E così i combattenti di Hezbollah hanno sconfitto i takfiri, cacciando migliaia di profughi sunniti in una sacca dentro lo stesso Libano. Nel campo di coloro che sono fuggiti da Hezbollah, una donna che regge in braccio un bambino con lo stesso sguardo dei bambini curdi, di quelli dell’ISIS, di quelli cristiani, di quelli di Hezbollah, spiega: “ci hanno inseguiti e bombardati. Hanno usato di tutto, ci hanno bombardati con gli aerei, con i razzi e con le bombe. Non so come siamo riusciti a scappare, ma ce l’abbiamo fatta.” Ma ora sono circondati, “siamo cascati dalla padella nella brace”.

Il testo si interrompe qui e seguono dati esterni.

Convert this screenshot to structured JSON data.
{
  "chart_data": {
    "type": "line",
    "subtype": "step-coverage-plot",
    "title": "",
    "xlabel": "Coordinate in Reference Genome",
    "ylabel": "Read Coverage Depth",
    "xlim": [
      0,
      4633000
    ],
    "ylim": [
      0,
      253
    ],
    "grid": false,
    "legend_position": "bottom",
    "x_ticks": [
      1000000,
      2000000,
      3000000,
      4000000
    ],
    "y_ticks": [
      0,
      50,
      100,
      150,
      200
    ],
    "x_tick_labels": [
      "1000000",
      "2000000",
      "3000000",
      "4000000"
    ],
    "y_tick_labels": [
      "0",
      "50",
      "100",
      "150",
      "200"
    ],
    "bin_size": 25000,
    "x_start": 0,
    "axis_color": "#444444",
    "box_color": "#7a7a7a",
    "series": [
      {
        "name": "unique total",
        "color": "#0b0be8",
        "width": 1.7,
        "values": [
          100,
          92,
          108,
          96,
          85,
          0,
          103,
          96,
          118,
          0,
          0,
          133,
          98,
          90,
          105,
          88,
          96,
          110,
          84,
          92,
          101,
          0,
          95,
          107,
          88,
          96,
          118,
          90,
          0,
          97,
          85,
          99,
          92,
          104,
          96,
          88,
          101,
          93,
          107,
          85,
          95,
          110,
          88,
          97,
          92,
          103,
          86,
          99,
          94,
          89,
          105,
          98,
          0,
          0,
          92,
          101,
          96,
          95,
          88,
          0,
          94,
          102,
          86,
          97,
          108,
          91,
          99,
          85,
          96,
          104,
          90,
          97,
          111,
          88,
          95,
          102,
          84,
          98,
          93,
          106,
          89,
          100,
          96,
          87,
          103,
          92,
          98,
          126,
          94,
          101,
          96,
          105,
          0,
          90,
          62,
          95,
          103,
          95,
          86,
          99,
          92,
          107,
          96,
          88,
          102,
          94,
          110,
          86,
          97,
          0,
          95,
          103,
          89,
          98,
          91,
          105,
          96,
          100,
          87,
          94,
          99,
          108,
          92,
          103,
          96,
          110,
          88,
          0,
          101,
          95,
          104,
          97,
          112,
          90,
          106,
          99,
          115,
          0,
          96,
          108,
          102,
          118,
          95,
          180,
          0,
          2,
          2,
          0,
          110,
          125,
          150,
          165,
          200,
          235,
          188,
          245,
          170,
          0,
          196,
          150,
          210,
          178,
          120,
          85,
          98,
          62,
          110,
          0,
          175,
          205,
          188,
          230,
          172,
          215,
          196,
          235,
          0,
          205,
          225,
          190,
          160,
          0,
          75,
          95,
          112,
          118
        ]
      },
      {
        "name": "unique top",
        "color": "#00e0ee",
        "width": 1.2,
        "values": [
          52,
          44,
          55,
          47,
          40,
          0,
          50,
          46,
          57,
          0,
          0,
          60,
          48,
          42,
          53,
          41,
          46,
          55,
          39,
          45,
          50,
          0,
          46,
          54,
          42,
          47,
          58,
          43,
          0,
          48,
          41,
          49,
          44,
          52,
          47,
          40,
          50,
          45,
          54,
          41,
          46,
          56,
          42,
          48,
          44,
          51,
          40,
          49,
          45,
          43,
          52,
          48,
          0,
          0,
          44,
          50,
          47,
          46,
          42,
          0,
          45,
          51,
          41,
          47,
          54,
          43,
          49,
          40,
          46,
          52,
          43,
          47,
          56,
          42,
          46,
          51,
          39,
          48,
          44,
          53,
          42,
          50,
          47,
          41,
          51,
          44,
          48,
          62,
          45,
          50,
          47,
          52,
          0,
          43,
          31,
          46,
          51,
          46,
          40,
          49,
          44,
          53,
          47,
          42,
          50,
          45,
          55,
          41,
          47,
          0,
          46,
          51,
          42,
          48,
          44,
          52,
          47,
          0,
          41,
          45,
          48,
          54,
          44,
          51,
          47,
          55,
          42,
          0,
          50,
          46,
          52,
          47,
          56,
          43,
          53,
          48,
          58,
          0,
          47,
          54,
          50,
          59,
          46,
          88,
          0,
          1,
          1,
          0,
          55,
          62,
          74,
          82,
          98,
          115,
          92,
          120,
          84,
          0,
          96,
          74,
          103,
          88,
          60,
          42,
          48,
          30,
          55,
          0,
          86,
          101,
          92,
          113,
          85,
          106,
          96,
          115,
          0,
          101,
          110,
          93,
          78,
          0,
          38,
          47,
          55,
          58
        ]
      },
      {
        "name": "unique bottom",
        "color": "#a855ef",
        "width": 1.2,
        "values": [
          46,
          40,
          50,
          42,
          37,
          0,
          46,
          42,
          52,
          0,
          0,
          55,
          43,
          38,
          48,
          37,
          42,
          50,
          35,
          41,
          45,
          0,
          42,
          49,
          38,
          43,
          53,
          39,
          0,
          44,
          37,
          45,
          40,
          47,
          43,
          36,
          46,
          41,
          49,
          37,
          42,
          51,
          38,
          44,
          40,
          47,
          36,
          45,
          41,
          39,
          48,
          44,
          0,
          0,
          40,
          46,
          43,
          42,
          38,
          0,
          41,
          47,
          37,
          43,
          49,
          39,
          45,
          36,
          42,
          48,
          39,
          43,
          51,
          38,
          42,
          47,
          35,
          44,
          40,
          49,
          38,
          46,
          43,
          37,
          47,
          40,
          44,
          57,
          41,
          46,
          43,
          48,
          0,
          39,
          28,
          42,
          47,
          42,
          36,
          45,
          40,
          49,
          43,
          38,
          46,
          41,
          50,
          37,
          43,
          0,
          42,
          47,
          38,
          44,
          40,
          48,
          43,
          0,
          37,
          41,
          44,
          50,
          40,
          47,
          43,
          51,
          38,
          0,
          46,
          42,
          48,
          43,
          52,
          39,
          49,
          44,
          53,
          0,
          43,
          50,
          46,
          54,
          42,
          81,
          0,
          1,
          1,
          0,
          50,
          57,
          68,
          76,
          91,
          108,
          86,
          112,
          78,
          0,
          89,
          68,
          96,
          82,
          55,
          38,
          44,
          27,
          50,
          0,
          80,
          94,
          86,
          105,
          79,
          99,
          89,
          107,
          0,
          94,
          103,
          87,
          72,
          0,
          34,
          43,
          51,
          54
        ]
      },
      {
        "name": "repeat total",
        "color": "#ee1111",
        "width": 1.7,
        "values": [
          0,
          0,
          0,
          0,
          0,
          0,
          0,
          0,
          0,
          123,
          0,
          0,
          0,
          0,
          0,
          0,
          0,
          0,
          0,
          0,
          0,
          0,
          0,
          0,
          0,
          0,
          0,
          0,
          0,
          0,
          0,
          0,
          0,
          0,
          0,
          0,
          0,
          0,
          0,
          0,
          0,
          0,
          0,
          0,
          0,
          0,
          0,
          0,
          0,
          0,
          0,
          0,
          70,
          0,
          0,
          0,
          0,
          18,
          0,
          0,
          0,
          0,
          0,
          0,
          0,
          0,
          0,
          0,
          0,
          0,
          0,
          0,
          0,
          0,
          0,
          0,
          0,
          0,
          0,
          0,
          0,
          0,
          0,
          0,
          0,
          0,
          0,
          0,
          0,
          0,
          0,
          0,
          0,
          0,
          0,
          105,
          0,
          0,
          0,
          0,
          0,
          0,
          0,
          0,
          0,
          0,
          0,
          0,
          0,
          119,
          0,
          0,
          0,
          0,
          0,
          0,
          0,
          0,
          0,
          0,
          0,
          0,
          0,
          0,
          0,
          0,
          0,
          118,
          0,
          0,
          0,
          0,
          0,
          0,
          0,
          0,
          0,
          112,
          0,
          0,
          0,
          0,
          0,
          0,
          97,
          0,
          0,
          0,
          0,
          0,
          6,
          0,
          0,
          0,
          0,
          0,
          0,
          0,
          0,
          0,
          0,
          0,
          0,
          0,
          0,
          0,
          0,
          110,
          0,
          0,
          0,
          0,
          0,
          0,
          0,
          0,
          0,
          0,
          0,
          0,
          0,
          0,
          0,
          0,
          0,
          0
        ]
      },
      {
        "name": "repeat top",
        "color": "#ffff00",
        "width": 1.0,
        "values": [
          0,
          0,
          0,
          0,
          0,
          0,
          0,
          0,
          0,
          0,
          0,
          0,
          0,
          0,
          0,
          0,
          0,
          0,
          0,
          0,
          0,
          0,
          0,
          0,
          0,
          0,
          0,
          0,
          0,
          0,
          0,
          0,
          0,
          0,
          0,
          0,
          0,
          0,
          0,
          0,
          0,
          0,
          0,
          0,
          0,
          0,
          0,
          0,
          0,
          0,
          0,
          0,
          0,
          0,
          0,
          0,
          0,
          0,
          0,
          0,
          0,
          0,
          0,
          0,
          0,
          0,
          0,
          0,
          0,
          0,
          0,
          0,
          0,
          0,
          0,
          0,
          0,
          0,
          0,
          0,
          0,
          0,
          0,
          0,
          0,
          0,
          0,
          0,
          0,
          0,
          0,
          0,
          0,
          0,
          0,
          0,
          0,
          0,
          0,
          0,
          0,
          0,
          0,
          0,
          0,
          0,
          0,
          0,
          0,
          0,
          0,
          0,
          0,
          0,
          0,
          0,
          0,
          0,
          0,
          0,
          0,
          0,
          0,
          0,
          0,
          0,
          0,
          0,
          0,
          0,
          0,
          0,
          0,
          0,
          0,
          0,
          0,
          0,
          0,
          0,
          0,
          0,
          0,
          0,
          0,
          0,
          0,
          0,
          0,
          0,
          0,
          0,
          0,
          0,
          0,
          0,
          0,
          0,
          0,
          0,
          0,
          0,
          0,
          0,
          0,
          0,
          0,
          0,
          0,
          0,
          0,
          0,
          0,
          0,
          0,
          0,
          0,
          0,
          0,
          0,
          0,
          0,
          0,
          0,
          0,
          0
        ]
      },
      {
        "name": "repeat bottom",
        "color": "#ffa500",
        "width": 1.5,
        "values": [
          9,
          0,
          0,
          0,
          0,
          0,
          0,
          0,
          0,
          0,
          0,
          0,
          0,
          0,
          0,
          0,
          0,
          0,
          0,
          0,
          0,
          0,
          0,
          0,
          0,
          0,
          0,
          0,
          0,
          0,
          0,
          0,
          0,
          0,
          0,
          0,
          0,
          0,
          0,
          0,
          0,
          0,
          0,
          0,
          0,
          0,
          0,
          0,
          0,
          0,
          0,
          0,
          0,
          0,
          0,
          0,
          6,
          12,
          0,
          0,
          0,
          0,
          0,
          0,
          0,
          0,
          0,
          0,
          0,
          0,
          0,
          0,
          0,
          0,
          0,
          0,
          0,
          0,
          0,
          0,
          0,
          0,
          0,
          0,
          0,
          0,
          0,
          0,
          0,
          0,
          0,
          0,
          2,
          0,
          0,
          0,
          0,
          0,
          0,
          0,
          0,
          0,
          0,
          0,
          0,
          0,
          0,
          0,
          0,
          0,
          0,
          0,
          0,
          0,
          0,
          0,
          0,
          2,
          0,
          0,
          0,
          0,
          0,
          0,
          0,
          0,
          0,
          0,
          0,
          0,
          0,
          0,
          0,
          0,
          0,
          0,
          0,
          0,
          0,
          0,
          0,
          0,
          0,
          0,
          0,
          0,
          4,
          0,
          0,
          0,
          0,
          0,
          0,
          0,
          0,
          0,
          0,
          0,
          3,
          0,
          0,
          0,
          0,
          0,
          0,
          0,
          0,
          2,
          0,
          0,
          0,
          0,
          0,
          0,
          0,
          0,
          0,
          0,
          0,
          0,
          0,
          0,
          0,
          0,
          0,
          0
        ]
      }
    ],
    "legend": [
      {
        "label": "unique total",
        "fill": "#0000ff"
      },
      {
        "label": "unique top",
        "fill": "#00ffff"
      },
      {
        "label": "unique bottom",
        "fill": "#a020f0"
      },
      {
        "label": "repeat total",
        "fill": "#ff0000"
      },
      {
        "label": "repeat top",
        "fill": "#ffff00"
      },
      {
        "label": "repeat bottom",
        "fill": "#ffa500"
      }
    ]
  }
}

Infine, nello stesso video, il piccolo cimitero del villaggio sciita, dove i visi sono tutti così familiari; dove la tragedia diventa comunque quasi festa, perché l’alternativa sarebbe una tragedia ben maggiore.

Trovarmi qui, con il computer davanti, a innumerevoli miglia da tutto ciò, a guardare video, è già una condanna morale… ma so anche quanto sia facile, quando il Guastatore lancia il suo richiamo, cadere nella sua trappola del volerci essere, cioè di partecipare anche noi al Balletto della Morte.

In una guerra civile, non abbiamo nemmeno lo storico alibi dei pacifisti di una volta: il Piero di De Andrè reclutato a forza e mandato a morire per qualcosa che non sa. Ognuno di questi sa, e a modo suo ha scelto, e ha fatto una scelta giusta. Tutti i loro discorsi sono fondati e non sono semplicemente il frutto di una superficiale propaganda, ma di ferite personali che non possiamo nemmeno immaginare.